There was a garage.
A pile of dusty boxes, time layered like sediment. At the bottom, behind old cables and obsolete monitors, I found two covers that shaped my life: William Gibson’s Count Zero and its Italian edition Giù nel cyberspazio. Early ’90s editions, worn and yellowed, still carrying the sharp smell of old paper.


That book was my first graft into the net. Before the internet as we know it, Gibson was already writing about cyberspace: not just a digital space, but a new mental geography. Reading it was like catching sight of an undiscovered continent.
I was young. Gibson’s words were dry, precise. Blades on a page. His characters moved through a world of data, corporations, mercenary hackers, and artificial intelligences that already knew themselves. It wasn’t science fiction in the old sense; it felt like reportage from the near future.
I fell in love with those visions.
From there came my obsession with technology as an instrument of freedom. Ideas that back then sounded like pure fantasy: teledemocracy, decentralized finance, politics without intermediaries. They were seeds. Seeds planted in my mind that only years later — with Bitcoin, with Adam Back and the cypherpunk movement — began to grow.

Count Zero is the second act of the Sprawl trilogy, after Neuromancer. It is a novel of transition. The AIs fracture into entities, almost digital deities. The net is no longer just a tool — it becomes an ecosystem, with its spirits, its ghosts, its hidden zones.
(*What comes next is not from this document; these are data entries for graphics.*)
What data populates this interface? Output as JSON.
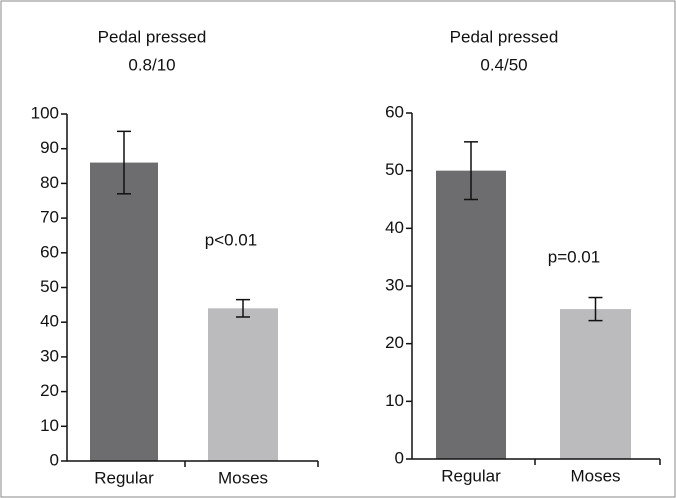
{
  "chart_data": [
    {
      "type": "bar",
      "title": "Pedal pressed",
      "subtitle": "0.8/10",
      "categories": [
        "Regular",
        "Moses"
      ],
      "values": [
        86,
        44
      ],
      "errors": [
        9,
        2.5
      ],
      "colors": [
        "#6d6d6f",
        "#bbbbbd"
      ],
      "annotation": "p<0.01",
      "ylim": [
        0,
        100
      ],
      "yticks": [
        0,
        10,
        20,
        30,
        40,
        50,
        60,
        70,
        80,
        90,
        100
      ]
    },
    {
      "type": "bar",
      "title": "Pedal pressed",
      "subtitle": "0.4/50",
      "categories": [
        "Regular",
        "Moses"
      ],
      "values": [
        50,
        26
      ],
      "errors": [
        5,
        2
      ],
      "colors": [
        "#6d6d6f",
        "#bbbbbd"
      ],
      "annotation": "p=0.01",
      "ylim": [
        0,
        60
      ],
      "yticks": [
        0,
        10,
        20,
        30,
        40,
        50,
        60
      ]
    }
  ]
}
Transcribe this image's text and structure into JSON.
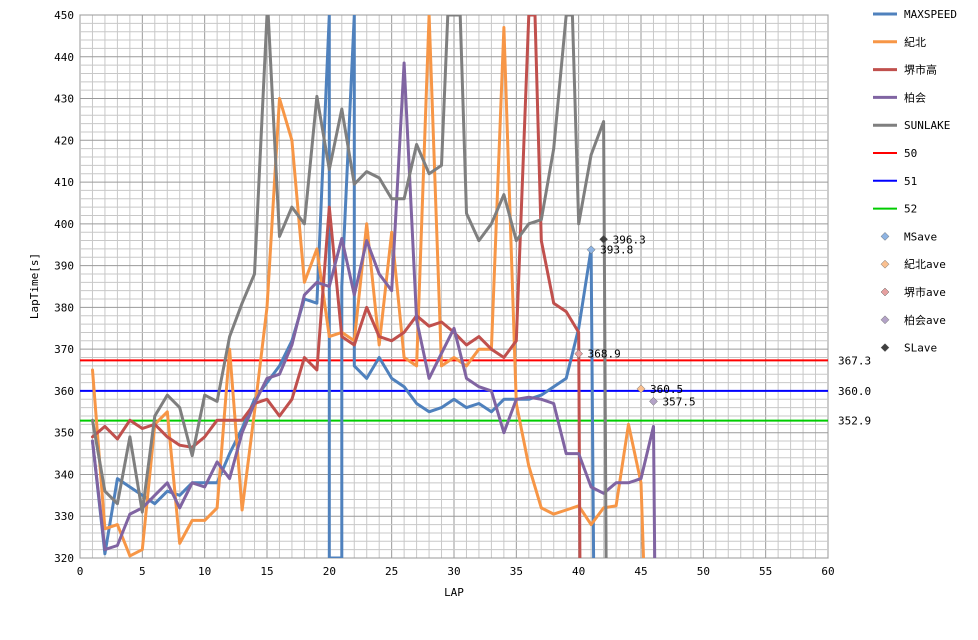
{
  "chart_data": {
    "type": "line",
    "xlabel": "LAP",
    "ylabel": "LapTime[s]",
    "xlim": [
      0,
      60
    ],
    "ylim": [
      320,
      450
    ],
    "x_ticks": [
      0,
      5,
      10,
      15,
      20,
      25,
      30,
      35,
      40,
      45,
      50,
      55,
      60
    ],
    "y_ticks": [
      320,
      330,
      340,
      350,
      360,
      370,
      380,
      390,
      400,
      410,
      420,
      430,
      440,
      450
    ],
    "grid": true,
    "legend_position": "right",
    "series": [
      {
        "name": "MAXSPEED",
        "color": "#4f81bd",
        "points": [
          [
            1,
            348
          ],
          [
            2,
            321
          ],
          [
            3,
            339
          ],
          [
            4,
            337
          ],
          [
            5,
            335
          ],
          [
            6,
            333
          ],
          [
            7,
            336
          ],
          [
            8,
            335
          ],
          [
            9,
            338
          ],
          [
            10,
            338
          ],
          [
            11,
            338
          ],
          [
            12,
            345
          ],
          [
            13,
            351
          ],
          [
            14,
            358
          ],
          [
            15,
            362
          ],
          [
            16,
            366
          ],
          [
            17,
            372
          ],
          [
            18,
            382
          ],
          [
            19,
            381
          ],
          [
            20,
            450
          ],
          [
            20,
            320
          ],
          [
            21,
            320
          ],
          [
            21,
            385
          ],
          [
            22,
            450
          ],
          [
            22,
            366
          ],
          [
            23,
            363
          ],
          [
            24,
            368
          ],
          [
            25,
            363
          ],
          [
            26,
            361
          ],
          [
            27,
            357
          ],
          [
            28,
            355
          ],
          [
            29,
            356
          ],
          [
            30,
            358
          ],
          [
            31,
            356
          ],
          [
            32,
            357
          ],
          [
            33,
            355
          ],
          [
            34,
            358
          ],
          [
            35,
            358
          ],
          [
            36,
            358
          ],
          [
            37,
            359
          ],
          [
            38,
            361
          ],
          [
            39,
            363
          ],
          [
            40,
            375
          ],
          [
            41,
            394
          ],
          [
            41.2,
            320
          ]
        ]
      },
      {
        "name": "紀北",
        "color": "#f79646",
        "points": [
          [
            1,
            365
          ],
          [
            2,
            327
          ],
          [
            3,
            328
          ],
          [
            4,
            320.5
          ],
          [
            5,
            322
          ],
          [
            6,
            352
          ],
          [
            7,
            355
          ],
          [
            8,
            323.5
          ],
          [
            9,
            329
          ],
          [
            10,
            329
          ],
          [
            11,
            332
          ],
          [
            12,
            370
          ],
          [
            13,
            331.5
          ],
          [
            14,
            355
          ],
          [
            15,
            380
          ],
          [
            16,
            430
          ],
          [
            17,
            420
          ],
          [
            18,
            386
          ],
          [
            19,
            394
          ],
          [
            20,
            373
          ],
          [
            21,
            374
          ],
          [
            22,
            372
          ],
          [
            23,
            400
          ],
          [
            24,
            371
          ],
          [
            25,
            398
          ],
          [
            26,
            368
          ],
          [
            27,
            366
          ],
          [
            28,
            450
          ],
          [
            29,
            366
          ],
          [
            30,
            368
          ],
          [
            31,
            366
          ],
          [
            32,
            370
          ],
          [
            33,
            370
          ],
          [
            34,
            447
          ],
          [
            35,
            357
          ],
          [
            36,
            342
          ],
          [
            37,
            332
          ],
          [
            38,
            330.5
          ],
          [
            39,
            331.5
          ],
          [
            40,
            332.5
          ],
          [
            41,
            328
          ],
          [
            42,
            332
          ],
          [
            43,
            332.5
          ],
          [
            44,
            352
          ],
          [
            45,
            338
          ],
          [
            45.2,
            320
          ]
        ]
      },
      {
        "name": "堺市高",
        "color": "#c0504d",
        "points": [
          [
            1,
            349
          ],
          [
            2,
            351.5
          ],
          [
            3,
            348.5
          ],
          [
            4,
            353
          ],
          [
            5,
            351
          ],
          [
            6,
            352
          ],
          [
            7,
            349
          ],
          [
            8,
            347
          ],
          [
            9,
            346.5
          ],
          [
            10,
            349
          ],
          [
            11,
            353
          ],
          [
            12,
            353
          ],
          [
            13,
            353
          ],
          [
            14,
            357
          ],
          [
            15,
            358
          ],
          [
            16,
            354
          ],
          [
            17,
            358
          ],
          [
            18,
            368
          ],
          [
            19,
            365
          ],
          [
            20,
            404
          ],
          [
            21,
            373
          ],
          [
            22,
            371
          ],
          [
            23,
            380
          ],
          [
            24,
            373
          ],
          [
            25,
            372
          ],
          [
            26,
            374
          ],
          [
            27,
            378
          ],
          [
            28,
            375.5
          ],
          [
            29,
            376.5
          ],
          [
            30,
            374
          ],
          [
            31,
            371
          ],
          [
            32,
            373
          ],
          [
            33,
            370
          ],
          [
            34,
            368
          ],
          [
            35,
            372
          ],
          [
            36,
            450
          ],
          [
            36.5,
            450
          ],
          [
            37,
            396
          ],
          [
            38,
            381
          ],
          [
            39,
            379
          ],
          [
            40,
            374
          ],
          [
            40.1,
            320
          ]
        ]
      },
      {
        "name": "柏会",
        "color": "#8064a2",
        "points": [
          [
            1,
            348
          ],
          [
            2,
            322
          ],
          [
            3,
            323
          ],
          [
            4,
            330.5
          ],
          [
            5,
            332
          ],
          [
            6,
            335
          ],
          [
            7,
            338
          ],
          [
            8,
            332
          ],
          [
            9,
            338
          ],
          [
            10,
            337
          ],
          [
            11,
            343
          ],
          [
            12,
            339
          ],
          [
            13,
            350
          ],
          [
            14,
            357
          ],
          [
            15,
            363
          ],
          [
            16,
            364
          ],
          [
            17,
            371
          ],
          [
            18,
            383
          ],
          [
            19,
            386
          ],
          [
            20,
            385
          ],
          [
            21,
            396.5
          ],
          [
            22,
            383
          ],
          [
            23,
            396
          ],
          [
            24,
            388
          ],
          [
            25,
            384
          ],
          [
            26,
            438.5
          ],
          [
            27,
            377
          ],
          [
            28,
            363
          ],
          [
            29,
            369
          ],
          [
            30,
            375
          ],
          [
            31,
            363
          ],
          [
            32,
            361
          ],
          [
            33,
            360
          ],
          [
            34,
            350
          ],
          [
            35,
            358
          ],
          [
            36,
            358.5
          ],
          [
            37,
            358
          ],
          [
            38,
            357
          ],
          [
            39,
            345
          ],
          [
            40,
            345
          ],
          [
            41,
            337
          ],
          [
            42,
            335.5
          ],
          [
            43,
            338
          ],
          [
            44,
            338
          ],
          [
            45,
            339
          ],
          [
            46,
            351.5
          ],
          [
            46.1,
            320
          ]
        ]
      },
      {
        "name": "SUNLAKE",
        "color": "#7f7f7f",
        "points": [
          [
            1,
            353
          ],
          [
            2,
            336
          ],
          [
            3,
            333
          ],
          [
            4,
            349
          ],
          [
            5,
            331
          ],
          [
            6,
            354
          ],
          [
            7,
            359
          ],
          [
            8,
            356
          ],
          [
            9,
            344.5
          ],
          [
            10,
            359
          ],
          [
            11,
            357.5
          ],
          [
            12,
            373
          ],
          [
            13,
            381
          ],
          [
            14,
            388
          ],
          [
            15,
            450
          ],
          [
            15.1,
            450
          ],
          [
            16,
            397
          ],
          [
            17,
            404
          ],
          [
            18,
            400
          ],
          [
            19,
            430.5
          ],
          [
            20,
            413
          ],
          [
            21,
            427.5
          ],
          [
            22,
            409.5
          ],
          [
            23,
            412.5
          ],
          [
            24,
            411
          ],
          [
            25,
            406
          ],
          [
            26,
            406
          ],
          [
            27,
            419
          ],
          [
            28,
            412
          ],
          [
            29,
            414
          ],
          [
            29.5,
            450
          ],
          [
            30.5,
            450
          ],
          [
            31,
            402.5
          ],
          [
            32,
            396
          ],
          [
            33,
            400
          ],
          [
            34,
            407
          ],
          [
            35,
            396
          ],
          [
            36,
            400
          ],
          [
            37,
            401
          ],
          [
            38,
            418
          ],
          [
            39,
            450
          ],
          [
            39.5,
            450
          ],
          [
            40,
            400
          ],
          [
            41,
            416.5
          ],
          [
            42,
            424.5
          ],
          [
            42.2,
            320
          ]
        ]
      }
    ],
    "hlines": [
      {
        "name": "50",
        "color": "#ff0000",
        "y": 367.3,
        "label": "367.3"
      },
      {
        "name": "51",
        "color": "#0000ff",
        "y": 360.0,
        "label": "360.0"
      },
      {
        "name": "52",
        "color": "#00cc00",
        "y": 352.9,
        "label": "352.9"
      }
    ],
    "markers": [
      {
        "name": "MSave",
        "color": "#8eb4e3",
        "x": 41,
        "y": 393.8,
        "label": "393.8"
      },
      {
        "name": "紀北ave",
        "color": "#fac090",
        "x": 45,
        "y": 360.5,
        "label": "360.5"
      },
      {
        "name": "堺市ave",
        "color": "#e6a0a0",
        "x": 40,
        "y": 368.9,
        "label": "368.9"
      },
      {
        "name": "柏会ave",
        "color": "#b3a2c7",
        "x": 46,
        "y": 357.5,
        "label": "357.5"
      },
      {
        "name": "SLave",
        "color": "#404040",
        "x": 42,
        "y": 396.3,
        "label": "396.3"
      }
    ]
  }
}
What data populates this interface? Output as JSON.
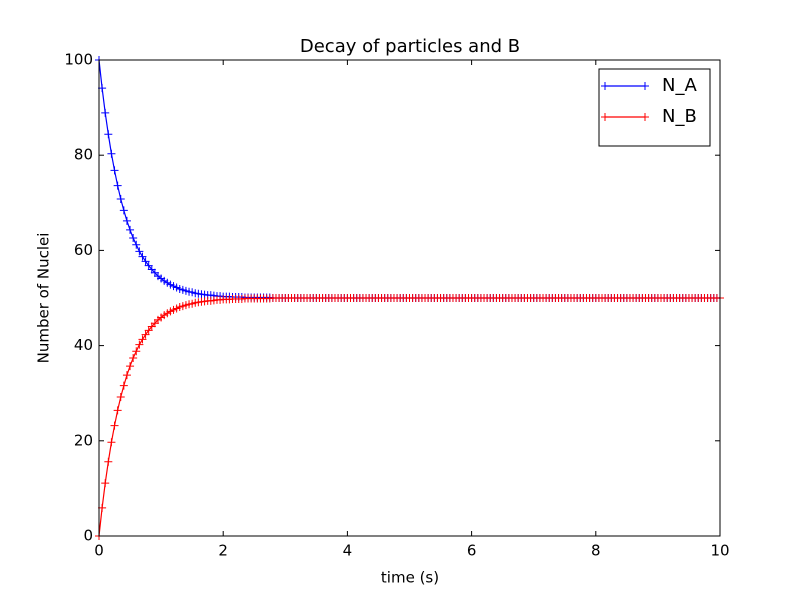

Humanity is no longer at the center, but part of a fragile symbiosis.

There was something mystical in those pages, a foreshadowing of the questions we face today with blockchain, artificial intelligence, and decentralized systems. Who is really in control? What is the nature of power in a world of code? Where does the human end and the machine begin?
Finding those books in my garage was like shaking hands with my younger self. A passing of the torch. A reminder that I didn’t arrive here by accident, but because a Canadian novelist in the ’80s showed me an invisible horizon and whispered: look there, explore.
Gibson’s prose was made of neon and shadow, vertical cities and electronic deserts. But behind it there was a warning: technology is never neutral. It is always politics, always power. You master it, or it masters you.

Today, when I think of Bitcoin, of DeFi, of politics reshaped by algorithms and blockchains, I still hear the echo of those lines. “Cyberspace. A consensual hallucination.” A sentence that once felt like an incantation. Now it is the air we breathe.
I learned that books are not only paper. They are maps. Count Zero was one of mines. A map that led me into the hidden folds of innovation, the shadowed zones where the future waits.
And so I return to those dusty covers, Italian and English side by side. I look at them and I smile. They are relics of a private cult, a faith in technology as a human adventure. A memory, but also a reminder: cyberspace was never just a metaphor. It has always been our battlefield, our frontier.